Вспомню и еще о «Кратком курсе». Многие главы этой книги, написанной лично Сталиным, нужно было знать почти наизусть. И мы устраивали ради забавы шуточные конкурсы «на знание первоисточников». Так, задавался вопрос: через что перескочила Роза Люксембург и что у нее при этом выпало? Правильный ответ (буквальная цитата из «Краткого курса») был такой: «Роза Люксембург перескочила через буржуазно-демократический этап революции, и при этом у нее выпал аграрный вопрос». Или еще: кто были враги партии после XVI съезда, помимо правых уклонистов? Ответ: право-левацкие уроды типа Шацкина и Ломинадзе.
Шутки шутками, но на самом деле время было лютое: шла «холодная война», враждебность по отношению к Западу росла, обострялась «идеологическая борьба», и в воздухе явственно чем-то пахло — чем-то зловещим.
Джаз, космополиты, «дело врачей»
Чему могут научить наших детей книги Жюль Верна, все эти его герои — человеконенавистник капитан Немо или бесшабашный Дик Сэнд?» — вопрошала одна московская газета. Кампания по борьбе с «тлетворным влиянием Запада» шла вовсю. Французские булки были переименованы в городские, вместо слов «матч» и «корнер» радиокомментаторы должны были говорить «состязание» и «угловой», все великие открытия в истории приписывались русским. На собраниях делались доклады о борьбе с низкопоклонством, отстаивался приоритет русской науки. Ранее практически неизвестное слово «приоритет» повторялось на каждом шагу, во всех статьях и выступлениях. Бездарные советские бюрократы-идеологи даже не могли заметить, что они сами себя поставили в комичное, чтобы не сказать идиотское, положение, беспрерывно употребляя слово западного корня в борьбе против «раздувания достижений Запада». Даже лояльно настроенные люди иногда не могли не смеяться, наблюдая эту неуклюжую мракобесную кампанию. «А ты слышал, коктейль-холл на Горького переименовали в ерш-избу?» — «Пушкин-то, оказывается, космополит; ведь он написал «За морем житье не худо».

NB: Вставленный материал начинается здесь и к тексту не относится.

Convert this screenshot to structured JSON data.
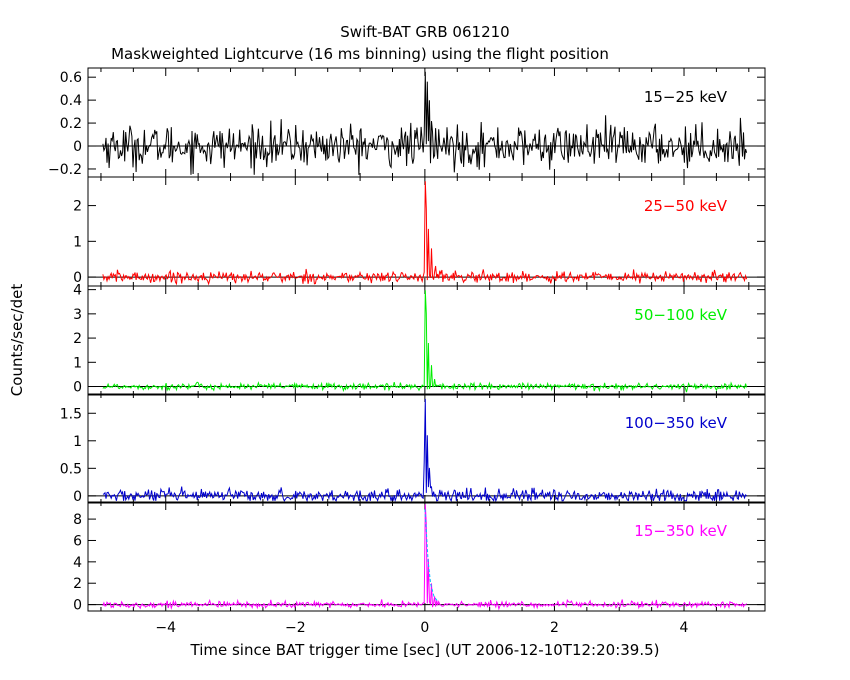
{
  "chart_data": {
    "type": "line",
    "title": "Swift-BAT GRB 061210",
    "subtitle": "Maskweighted Lightcurve (16 ms binning) using the flight position",
    "xlabel": "Time since BAT trigger time [sec] (UT 2006-12-10T12:20:39.5)",
    "ylabel": "Counts/sec/det",
    "xlim": [
      -5.2,
      5.25
    ],
    "x_ticks": [
      -4,
      -2,
      0,
      2,
      4
    ],
    "x_tick_labels": [
      "−4",
      "−2",
      "0",
      "2",
      "4"
    ],
    "x_range_data": [
      -4.97,
      4.97
    ],
    "bin_width_sec": 0.016,
    "grid": false,
    "panels": [
      {
        "band": "15−25 keV",
        "color": "#000000",
        "ylim": [
          -0.27,
          0.68
        ],
        "y_ticks": [
          -0.2,
          0,
          0.2,
          0.4,
          0.6
        ],
        "y_tick_labels": [
          "−0.2",
          "0",
          "0.2",
          "0.4",
          "0.6"
        ],
        "noise_sigma": 0.09,
        "peaks": [
          [
            0.0,
            0.66
          ],
          [
            0.03,
            0.55
          ],
          [
            0.06,
            0.38
          ],
          [
            0.1,
            0.22
          ],
          [
            0.16,
            0.12
          ]
        ]
      },
      {
        "band": "25−50 keV",
        "color": "#ff0000",
        "ylim": [
          -0.25,
          2.8
        ],
        "y_ticks": [
          0,
          1,
          2
        ],
        "y_tick_labels": [
          "0",
          "1",
          "2"
        ],
        "noise_sigma": 0.08,
        "peaks": [
          [
            0.0,
            2.7
          ],
          [
            0.02,
            1.9
          ],
          [
            0.05,
            1.4
          ],
          [
            0.1,
            0.8
          ],
          [
            0.16,
            0.35
          ],
          [
            0.22,
            0.15
          ]
        ]
      },
      {
        "band": "50−100 keV",
        "color": "#00ee00",
        "ylim": [
          -0.35,
          4.15
        ],
        "y_ticks": [
          0,
          1,
          2,
          3,
          4
        ],
        "y_tick_labels": [
          "0",
          "1",
          "2",
          "3",
          "4"
        ],
        "noise_sigma": 0.07,
        "peaks": [
          [
            0.0,
            4.0
          ],
          [
            0.02,
            3.0
          ],
          [
            0.05,
            1.8
          ],
          [
            0.09,
            0.9
          ],
          [
            0.14,
            0.3
          ]
        ]
      },
      {
        "band": "100−350 keV",
        "color": "#0000cc",
        "ylim": [
          -0.13,
          1.85
        ],
        "y_ticks": [
          0,
          0.5,
          1,
          1.5
        ],
        "y_tick_labels": [
          "0",
          "0.5",
          "1",
          "1.5"
        ],
        "noise_sigma": 0.06,
        "peaks": [
          [
            -0.02,
            0.6
          ],
          [
            0.0,
            1.8
          ],
          [
            0.03,
            1.1
          ],
          [
            0.06,
            0.5
          ],
          [
            0.1,
            0.15
          ]
        ]
      },
      {
        "band": "15−350 keV",
        "color": "#ff00ff",
        "ylim": [
          -0.6,
          9.6
        ],
        "y_ticks": [
          0,
          2,
          4,
          6,
          8
        ],
        "y_tick_labels": [
          "0",
          "2",
          "4",
          "6",
          "8"
        ],
        "noise_sigma": 0.15,
        "peaks": [
          [
            0.0,
            9.4
          ],
          [
            0.02,
            7.5
          ],
          [
            0.05,
            4.3
          ],
          [
            0.09,
            2.0
          ],
          [
            0.14,
            0.8
          ],
          [
            0.2,
            0.3
          ]
        ],
        "fit_color": "#00bfff"
      }
    ]
  }
}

В сфере культуры западное влияние старались искоренять особенно энергично. В рекомендованной детям для чтения литературе можно было ради приличия упомянуть две-три книги западных авторов, это же относилось и к музыке, но вот, например, из танцев старались вытравить все, идущее с современного Запада. Фокстрот и танго были запрещены категорически, но вальс уцелел, не говоря уже о еще более старых и никому не известных танцах, вроде кадрили, мазурки или падекатра. Предметом особых гонений и ненависти был, конечно, джаз, в печати без конца повторяли глупые слова Горького о джазе — «музыка толстых»; когда на один институтский вечер пригласили оркестр, допустивший в какой-то момент нечто джазоподобное, секретарь партбюро орал так, что, казалось, его вот-вот хватит апоплексический удар, и музыканты были немедленно изгнаны. Пакостному шельмованию в прессе подвергся Александр Грин за нерусские названия городов и имена героев в его книгах. В нашей профессиональной области — востоковедении — вытравлялись имена западных авторов; из института были вынуждены уйти академики с громкими, но «не теми» фамилиями — Конрад, Бертельс, Гордлевский. Они-то как раз не были евреями, но все равно подозревались в космополитизме; вообще с самого начала было очевидно, что в грандиозной кампании, начавшейся с осуждения «одной антипатриотической группы театральных критиков», внешней мишенью были Соединенные Штаты, уже открыто называвшиеся фашистским государством, а внутренней — евреи.